We compute the test results for the original price scale.

As a technical detail, we should make a bias correction when predicting the original response based on a model for a transformed response. However, the adjustment is very small for the current example (see below), so that we ignore it for simplicity.

In [24]:

ols = LinearRegression()
ols.fit(X_train, y_train)

columns=['Test RMSE', 'Test R2', 'Test MAE']
rows=['OLS', 'Lasso', 'Ridge', 'Elastic Net']
results=pd.DataFrame(0.0, columns=columns, index=rows) 
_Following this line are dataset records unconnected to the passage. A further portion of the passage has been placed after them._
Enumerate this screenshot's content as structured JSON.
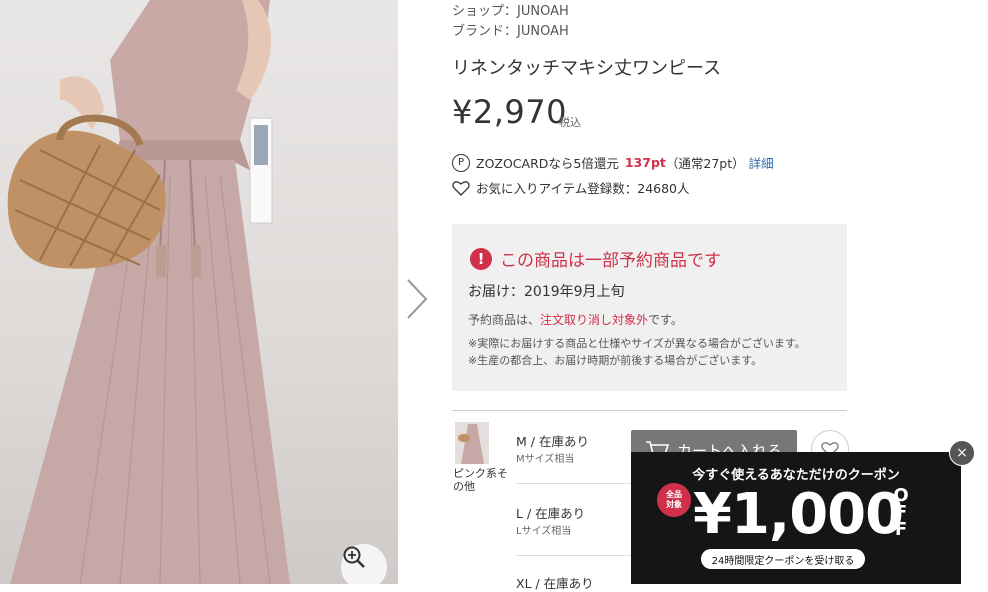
{
  "product": {
    "shop": "ショップ：JUNOAH",
    "brand": "ブランド：JUNOAH",
    "title": "リネンタッチマキシ丈ワンピース",
    "price": "¥2,970",
    "tax_label": "税込"
  },
  "points": {
    "badge": "P",
    "text": "ZOZOCARDなら5倍還元",
    "amount": "137pt",
    "normal": "（通常27pt）",
    "detail_link": "詳細"
  },
  "favorite": {
    "text": "お気に入りアイテム登録数：24680人"
  },
  "notice": {
    "icon": "!",
    "title": "この商品は一部予約商品です",
    "delivery": "お届け：2019年9月上旬",
    "reservation_prefix": "予約商品は、",
    "reservation_link": "注文取り消し対象外",
    "reservation_suffix": "です。",
    "note1": "※実際にお届けする商品と仕様やサイズが異なる場合がございます。",
    "note2": "※生産の都合上、お届け時期が前後する場合がございます。"
  },
  "variant": {
    "color": "ピンク系その他",
    "sizes": [
      {
        "label": "M / 在庫あり",
        "sub": "Mサイズ相当"
      },
      {
        "label": "L / 在庫あり",
        "sub": "Lサイズ相当"
      },
      {
        "label": "XL / 在庫あり",
        "sub": ""
      }
    ]
  },
  "cart_button": "カートへ入れる",
  "coupon": {
    "headline": "今すぐ使えるあなただけのクーポン",
    "badge_line1": "全品",
    "badge_line2": "対象",
    "amount": "¥1,000",
    "off": "OFF",
    "cta": "24時間限定クーポンを受け取る",
    "close": "×"
  },
  "icons": {
    "zoom": "zoom-in-icon",
    "next": "chevron-right-icon",
    "heart": "heart-icon",
    "cart": "cart-icon"
  },
  "colors": {
    "accent_red": "#d0304a",
    "link_blue": "#2a6ab0",
    "cart_gray": "#777777",
    "coupon_bg": "#151515"
  }
}
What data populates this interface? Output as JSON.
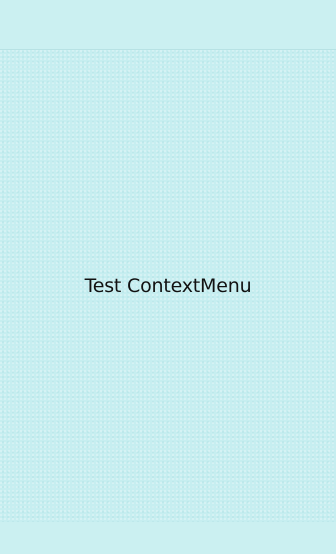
{
  "main": {
    "text": "Test ContextMenu"
  },
  "colors": {
    "background": "#cbf0f1",
    "content_background": "#c6eef0",
    "text": "#111111"
  }
}
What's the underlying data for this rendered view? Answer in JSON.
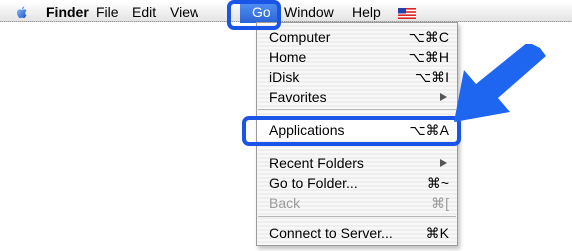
{
  "menubar": {
    "finder": "Finder",
    "file": "File",
    "edit": "Edit",
    "view": "View",
    "go": "Go",
    "window": "Window",
    "help": "Help"
  },
  "go_menu": {
    "items": [
      {
        "label": "Computer",
        "shortcut": "⌥⌘C"
      },
      {
        "label": "Home",
        "shortcut": "⌥⌘H"
      },
      {
        "label": "iDisk",
        "shortcut": "⌥⌘I"
      },
      {
        "label": "Favorites",
        "submenu": true
      },
      {
        "label": "Applications",
        "shortcut": "⌥⌘A",
        "highlighted": true
      },
      {
        "label": "Recent Folders",
        "submenu": true
      },
      {
        "label": "Go to Folder...",
        "shortcut": "⌘~"
      },
      {
        "label": "Back",
        "shortcut": "⌘[",
        "disabled": true
      },
      {
        "label": "Connect to Server...",
        "shortcut": "⌘K"
      }
    ]
  },
  "colors": {
    "callout_blue": "#1a55e8",
    "arrow_blue": "#1e66f0",
    "menu_highlight": "#3a75e0"
  },
  "icons": {
    "apple": "apple-icon",
    "flag": "us-flag-icon",
    "arrow": "pointer-arrow"
  }
}
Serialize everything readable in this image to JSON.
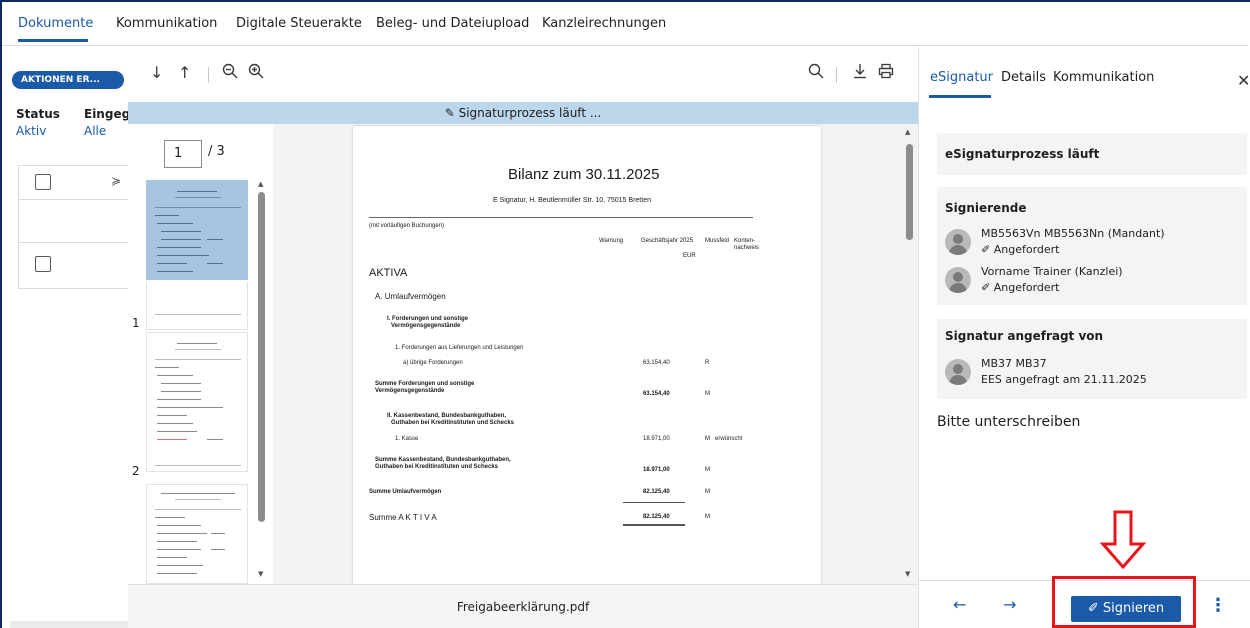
{
  "topnav": {
    "tabs": [
      "Dokumente",
      "Kommunikation",
      "Digitale Steuerakte",
      "Beleg- und Dateiupload",
      "Kanzleirechnungen"
    ]
  },
  "background": {
    "actions_label": "AKTIONEN ER...",
    "status_header": "Status",
    "status_value": "Aktiv",
    "eingang_header": "Eingega",
    "eingang_value": "Alle"
  },
  "viewer": {
    "banner": "Signaturprozess läuft ...",
    "page_current": "1",
    "page_total": "/ 3",
    "thumb_numbers": [
      "1",
      "2"
    ],
    "filename": "Freigabeerklärung.pdf"
  },
  "document": {
    "title": "Bilanz zum 30.11.2025",
    "subtitle": "E Signatur, H. Beutlenmüller Str. 10, 75015 Bretten",
    "note": "(mit vorläufigen Buchungen)",
    "col_warnung": "Warnung",
    "col_geschaeftsjahr": "Geschäftsjahr 2025",
    "col_mussfeld": "Mussfeld",
    "col_konten": "Konten-",
    "col_nachweis": "nachweis",
    "col_eur": "EUR",
    "aktiva": "AKTIVA",
    "umlauf": "A. Umlaufvermögen",
    "forderungen_1": "I. Forderungen und sonstige",
    "forderungen_2": "Vermögensgegenstände",
    "lieferungen": "1. Forderungen aus Lieferungen und Leistungen",
    "uebrige": "a) übrige Forderungen",
    "uebrige_val": "63.154,40",
    "uebrige_flag": "R",
    "summe_ford_1": "Summe Forderungen und sonstige",
    "summe_ford_2": "Vermögensgegenstände",
    "summe_ford_val": "63.154,40",
    "summe_ford_flag": "M",
    "kassen_1": "II. Kassenbestand, Bundesbankguthaben,",
    "kassen_2": "Guthaben bei Kreditinstituten und Schecks",
    "kasse": "1. Kasse",
    "kasse_val": "18.971,00",
    "kasse_flag": "M",
    "kasse_note": "erwünscht",
    "summe_kassen_1": "Summe Kassenbestand, Bundesbankguthaben,",
    "summe_kassen_2": "Guthaben bei Kreditinstituten und Schecks",
    "summe_kassen_val": "18.971,00",
    "summe_kassen_flag": "M",
    "summe_umlauf": "Summe Umlaufvermögen",
    "summe_umlauf_val": "82.125,40",
    "summe_umlauf_flag": "M",
    "summe_aktiva": "Summe A K T I V A",
    "summe_aktiva_val": "82.125,40",
    "summe_aktiva_flag": "M"
  },
  "panel": {
    "tabs": [
      "eSignatur",
      "Details",
      "Kommunikation"
    ],
    "process_title": "eSignaturprozess läuft",
    "signers_title": "Signierende",
    "signers": [
      {
        "name": "MB5563Vn MB5563Nn (Mandant)",
        "status": "Angefordert"
      },
      {
        "name": "Vorname Trainer (Kanzlei)",
        "status": "Angefordert"
      }
    ],
    "requested_title": "Signatur angefragt von",
    "requester_name": "MB37 MB37",
    "requester_info": "EES angefragt am 21.11.2025",
    "please_sign": "Bitte unterschreiben",
    "sign_label": "Signieren"
  },
  "colors": {
    "accent": "#1b5aa8",
    "banner": "#bcd6ec",
    "highlight": "#e8141b"
  }
}
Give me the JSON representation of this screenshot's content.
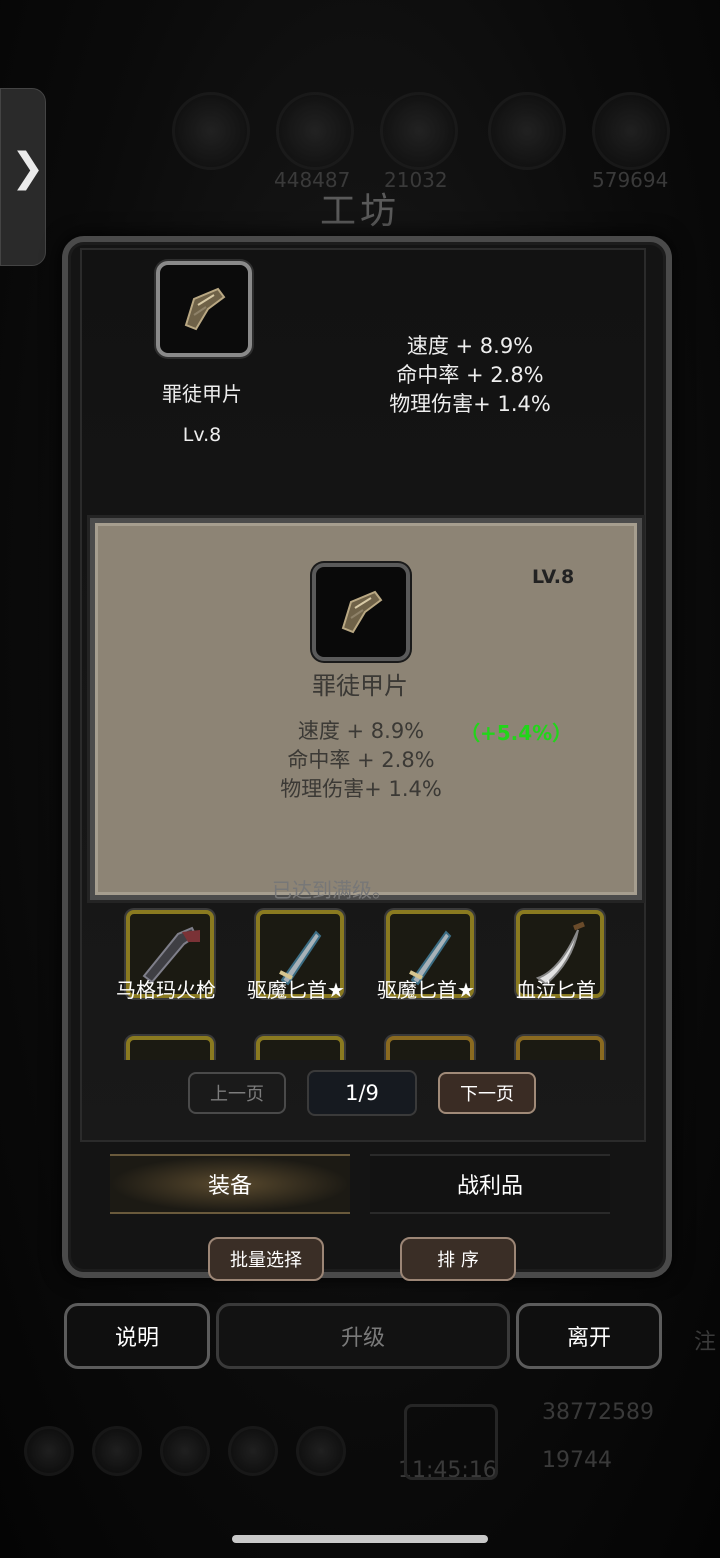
{
  "header": {
    "title": "工坊",
    "bg_values": [
      "448487",
      "21032",
      "579694"
    ]
  },
  "current_item": {
    "name": "罪徒甲片",
    "level": "Lv.8",
    "stats": [
      "速度 + 8.9%",
      "命中率 + 2.8%",
      "物理伤害+ 1.4%"
    ]
  },
  "popup": {
    "level": "LV.8",
    "name": "罪徒甲片",
    "stats": [
      "速度 + 8.9%",
      "命中率 + 2.8%",
      "物理伤害+ 1.4%"
    ],
    "bonus": "（+5.4%）",
    "bonus_color": "#22d51a",
    "partial_text": "已达到满级。"
  },
  "items": [
    {
      "name": "马格玛火枪",
      "icon": "musket-icon"
    },
    {
      "name": "驱魔匕首★",
      "icon": "dagger-icon"
    },
    {
      "name": "驱魔匕首★",
      "icon": "dagger-icon"
    },
    {
      "name": "血泣匕首",
      "icon": "curved-knife-icon"
    }
  ],
  "pager": {
    "prev": "上一页",
    "page": "1/9",
    "next": "下一页"
  },
  "tabs": {
    "equipment": "装备",
    "loot": "战利品"
  },
  "actions": {
    "batch_select": "批量选择",
    "sort": "排 序",
    "explain": "说明",
    "upgrade": "升级",
    "leave": "离开"
  },
  "background": {
    "gold": "38772589",
    "gems": "19744",
    "time": "11:45:16",
    "side_char": "注"
  }
}
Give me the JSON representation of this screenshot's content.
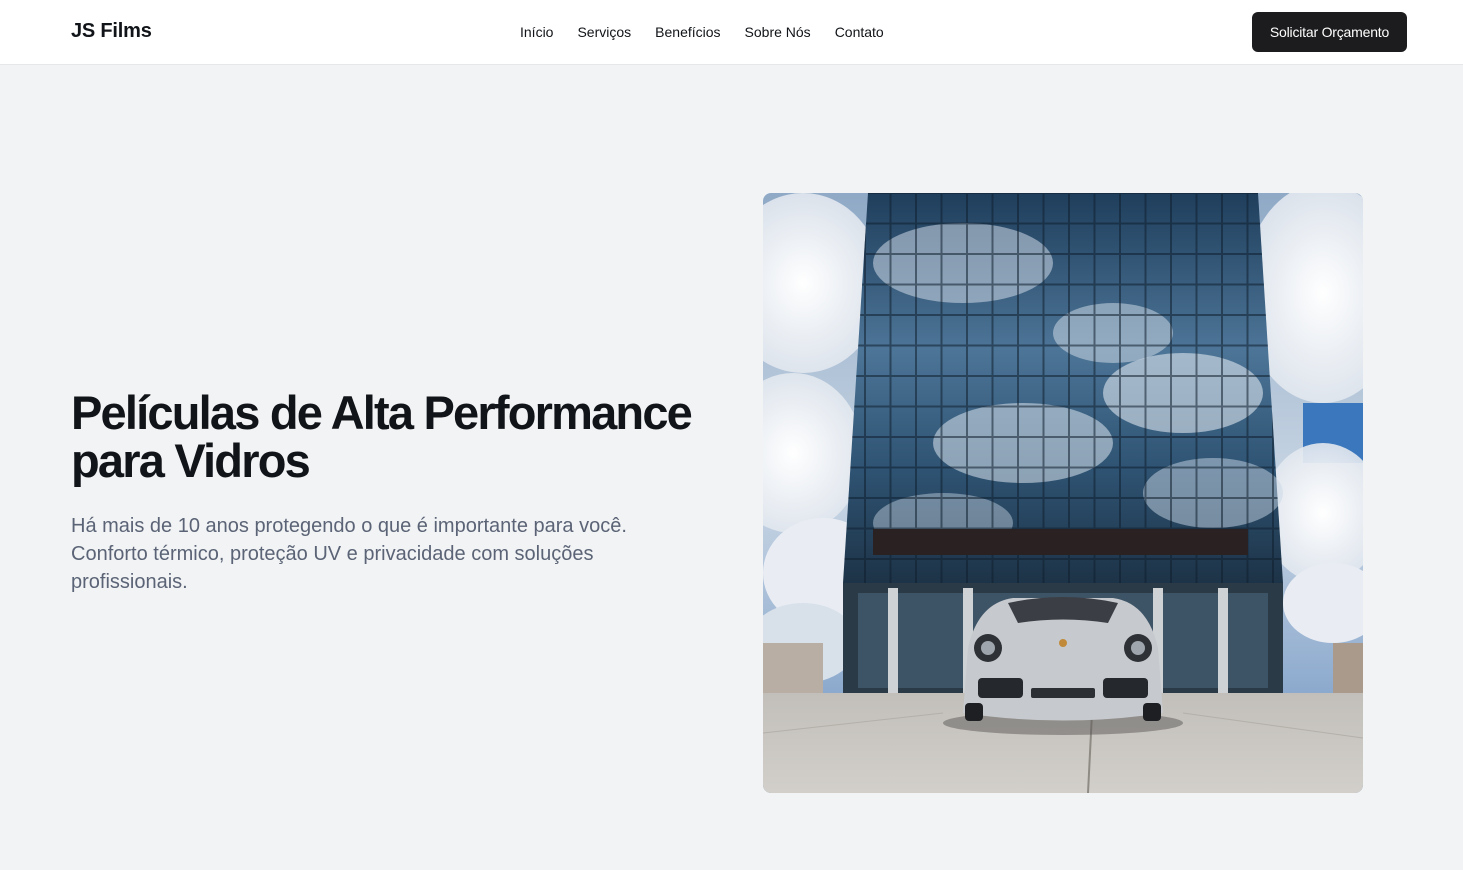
{
  "header": {
    "brand": "JS Films",
    "nav": [
      "Início",
      "Serviços",
      "Benefícios",
      "Sobre Nós",
      "Contato"
    ],
    "cta_label": "Solicitar Orçamento"
  },
  "hero": {
    "title": "Películas de Alta Performance para Vidros",
    "subtitle": "Há mais de 10 anos protegendo o que é importante para você. Conforto térmico, proteção UV e privacidade com soluções profissionais.",
    "image_description_icon": "building-car-photo"
  },
  "colors": {
    "background": "#f2f3f5",
    "cta_bg": "#1c1c1e",
    "text_primary": "#111418",
    "text_muted": "#5b6476"
  }
}
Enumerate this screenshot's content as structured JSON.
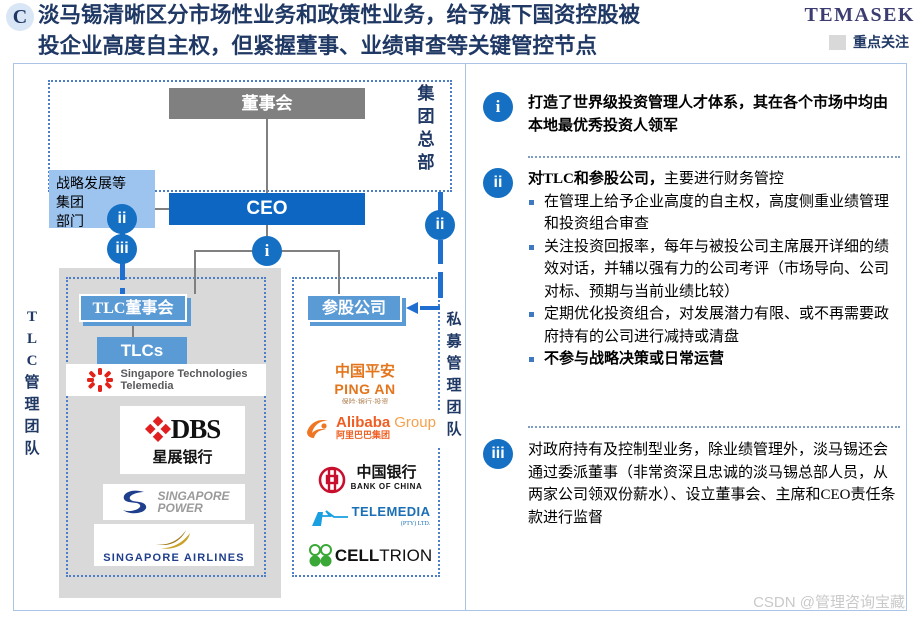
{
  "header": {
    "badge": "C",
    "title_line1": "淡马锡清晰区分市场性业务和政策性业务，给予旗下国资控股被",
    "title_line2": "投企业高度自主权，但紧握董事、业绩审查等关键管控节点",
    "brand": "TEMASEK",
    "focus_legend_label": "重点关注",
    "colors": {
      "title": "#1f3864",
      "brand": "#3c3c70",
      "accent_blue": "#1570c4",
      "box_blue": "#0d66c2",
      "light_blue": "#5b9bd5",
      "pale_blue": "#9dc3ef",
      "grey_box": "#808080",
      "panel_grey": "#d9d9d9",
      "swatch": "#d9d9d9"
    }
  },
  "diagram": {
    "board_label": "董事会",
    "ceo_label": "CEO",
    "dept_label": "战略发展等集团\n部门",
    "dept_lines": [
      "战略发展等",
      "集团",
      "部门"
    ],
    "hq_vertical_label": [
      "集",
      "团",
      "总",
      "部"
    ],
    "tlc_vertical_label": [
      "T",
      "L",
      "C",
      "管",
      "理",
      "团",
      "队"
    ],
    "pe_vertical_label": [
      "私",
      "募",
      "管",
      "理",
      "团",
      "队"
    ],
    "tlc_board_label": "TLC董事会",
    "tlcs_label": "TLCs",
    "associate_label": "参股公司",
    "markers": {
      "i": "i",
      "ii": "ii",
      "iii": "iii"
    },
    "tlc_logos": [
      {
        "name": "singapore-technologies-telemedia",
        "line1": "Singapore Technologies",
        "line2": "Telemedia"
      },
      {
        "name": "dbs-bank",
        "line1": "DBS",
        "line2": "星展银行"
      },
      {
        "name": "singapore-power",
        "line1": "SINGAPORE",
        "line2": "POWER"
      },
      {
        "name": "singapore-airlines",
        "line1": "SINGAPORE AIRLINES",
        "line2": ""
      }
    ],
    "associate_logos": [
      {
        "name": "ping-an",
        "line1": "中国平安",
        "line2": "PING AN",
        "line3": "保险·银行·投资"
      },
      {
        "name": "alibaba-group",
        "line1": "Alibaba",
        "line2": "Group",
        "line3": "阿里巴巴集团"
      },
      {
        "name": "bank-of-china",
        "line1": "中国银行",
        "line2": "BANK OF CHINA",
        "line3": ""
      },
      {
        "name": "telemedia",
        "line1": "TELEMEDIA",
        "line2": "(PTY) LTD.",
        "line3": ""
      },
      {
        "name": "celltrion",
        "line1": "CELL",
        "line2": "TRION",
        "line3": ""
      }
    ]
  },
  "right_panel": {
    "items": [
      {
        "marker": "i",
        "lead": "打造了世界级投资管理人才体系，其在各个市场中均由本地最优秀投资人领军",
        "bullets": []
      },
      {
        "marker": "ii",
        "lead_bold": "对TLC和参股公司，",
        "lead_rest": "主要进行财务管控",
        "bullets": [
          "在管理上给予企业高度的自主权，高度侧重业绩管理和投资组合审查",
          "关注投资回报率，每年与被投公司主席展开详细的绩效对话，并辅以强有力的公司考评（市场导向、公司对标、预期与当前业绩比较）",
          "定期优化投资组合，对发展潜力有限、或不再需要政府持有的公司进行减持或清盘",
          "不参与战略决策或日常运营"
        ]
      },
      {
        "marker": "iii",
        "lead": "对政府持有及控制型业务，除业绩管理外，淡马锡还会通过委派董事（非常资深且忠诚的淡马锡总部人员，从两家公司领双份薪水）、设立董事会、主席和CEO责任条款进行监督",
        "bullets": []
      }
    ]
  },
  "watermark": "CSDN @管理咨询宝藏"
}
methods=[ols, lasso, ridge, enet]

for i, method in enumerate(methods):
    
    y_pred=method.predict(X_test)   
    results.iloc[i,0] = np.sqrt(mean_squared_error(np.exp(y_test), np.exp(y_pred)))
    results.iloc[i,1] = r2_score(np.exp(y_test), np.exp(y_pred))
    results.iloc[i,2] = mean_absolute_error(np.exp(y_test), np.exp(y_pred))

results.round(3)

Out[24]:

	Test RMSE	Test R2	Test MAE
OLS	31516.366	0.792	16134.551
Lasso	21064.675	0.907	13028.499
Ridge	21780.871	0.901	14008.729
Elastic Net	21057.507	0.907	13025.408

In [25]:

y_fit = lasso.predict(X_train) 
np.mean(np.exp(y_train-y_fit))   # leave-one-out residuals are better if convenient to compute 

Out[25]:

1.0026020179685708

The code for computing the test predictions using this method is the following.

In [26]:

y_pred = lasso.predict(X_test)
y_pred = y_pred*np.mean(np.exp(y_train-y_fit)) # the correction is based on the training data!